In 2011, the SEC reduced the requirements for venture capital registration and reporting.
If a venture capital firm has at least 80% of its investments in qualifying firms, it can avoid SEC registration.
While there are typically more regulations and requirements for private equity as compared to venture capitalism, it’s important for a venture capital attorney to ensure that their client isn’t subject to registration laws.
Errors can lead to costly enforcement actions, and clients rely on their attorneys in order to ensure that they identify and meet compliance requirements.
United States Securities Laws
The United States government has passed a variety of laws that relate to securities investing including private equity and venture capital.
The Securities Act of 1933 requires some registration and mandatory disclosures in order to protect consumers.
The purpose of the law is to provide transparency in investing and open information sharing for prospective investors.
Similarly, the Securities Exchange Act of 1934 regulates what a firm must do to offer securities.
Private parties may bring a lawsuit for fraud under the Securities Exchange Act of 1934 if they believe that they are the victim of a fraudulent securities offering.
Other laws include the Sarbanes-Oxley Act of 2002 and state Blue Sky Laws.
The Sarbanes-Oxley Act provides for federal oversight of auditing activities while state Blue Sky Laws aim for transparency and honesty in investment disclosures.
All of these laws are meant to require transparency for private equity and venture capitalism so that investors have the information that they need to make sound choices and with the intention that the economy can remain stable through widespread regulation.
Who Practices Private Equity/Venture Capital Law?
Private equity and venture capital attorneys are business attorneys.
However, they are not just business attorneys.
Instead, they understand finances, capital business funding, and business growth models.
Successful private equity and venture capital attorneys have significant business training and experience.
They understand the nature of the business venture in order to provide sound advice for their clients as they finalize funding agreements and conduct operations.

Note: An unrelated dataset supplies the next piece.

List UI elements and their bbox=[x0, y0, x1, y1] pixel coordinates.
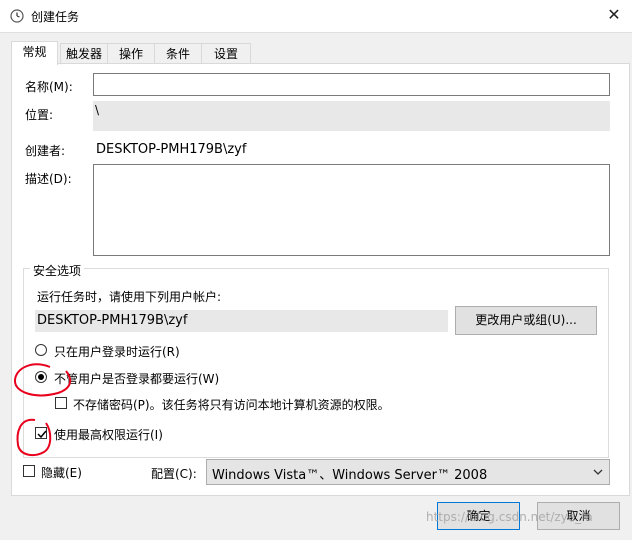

The practice of private equity and venture capital law is largely advisory.
Attorneys can expect to spend a great deal of time explaining laws to their clients.
Regulations require complex disclosures.
Private equity/venture capital attorneys are involved in the process of helping their clients meet their legal obligations.
Litigation is less common for private equity/venture capital attorneys than it is for other legal specialties.
Although disputes may arise, it’s more common for attorneys in the field to spend their time preparing documents and filings than engaging in high-conflict litigation.
Nevertheless, negotiation skills are still important as attorneys in the field work with other parties in order to create and finalize business deals.
Why Practice Private Equity/Venture Capital Law?
Private equity/venture capital law is a rewarding career choice for any attorney who is also skilled in business and finance.
For lawyers who would rather work with numbers and financial regulations than walk into a courtroom on a frequent basis, private equity/venture capital law is a welcome legal niche.
Attorneys with a background in accounting or finance are uniquely qualified to undertake work in the field.
Attorneys in private equity or venture capital may work for the government, for a business, or for a private law firm.
With many options, an attorney can structure their career in the way that they find most palatable.
Enforcement work and policy-shaping actions may be rewarding for a government attorney, while in-house counsel may find satisfaction in having one, singular and present client.
Private practice attorneys typically work for large firms and specialize in only business law matters including private equity and venture capital.
Starting a Legal Practice for Startups
Private equity and venture capital are two ways that businesses get the resources they need to do their work.
In order to succeed, they need sound legal advice about the regulations that apply to these financial transactions.
Private equity/venture capital lawyers are a critical part of the business.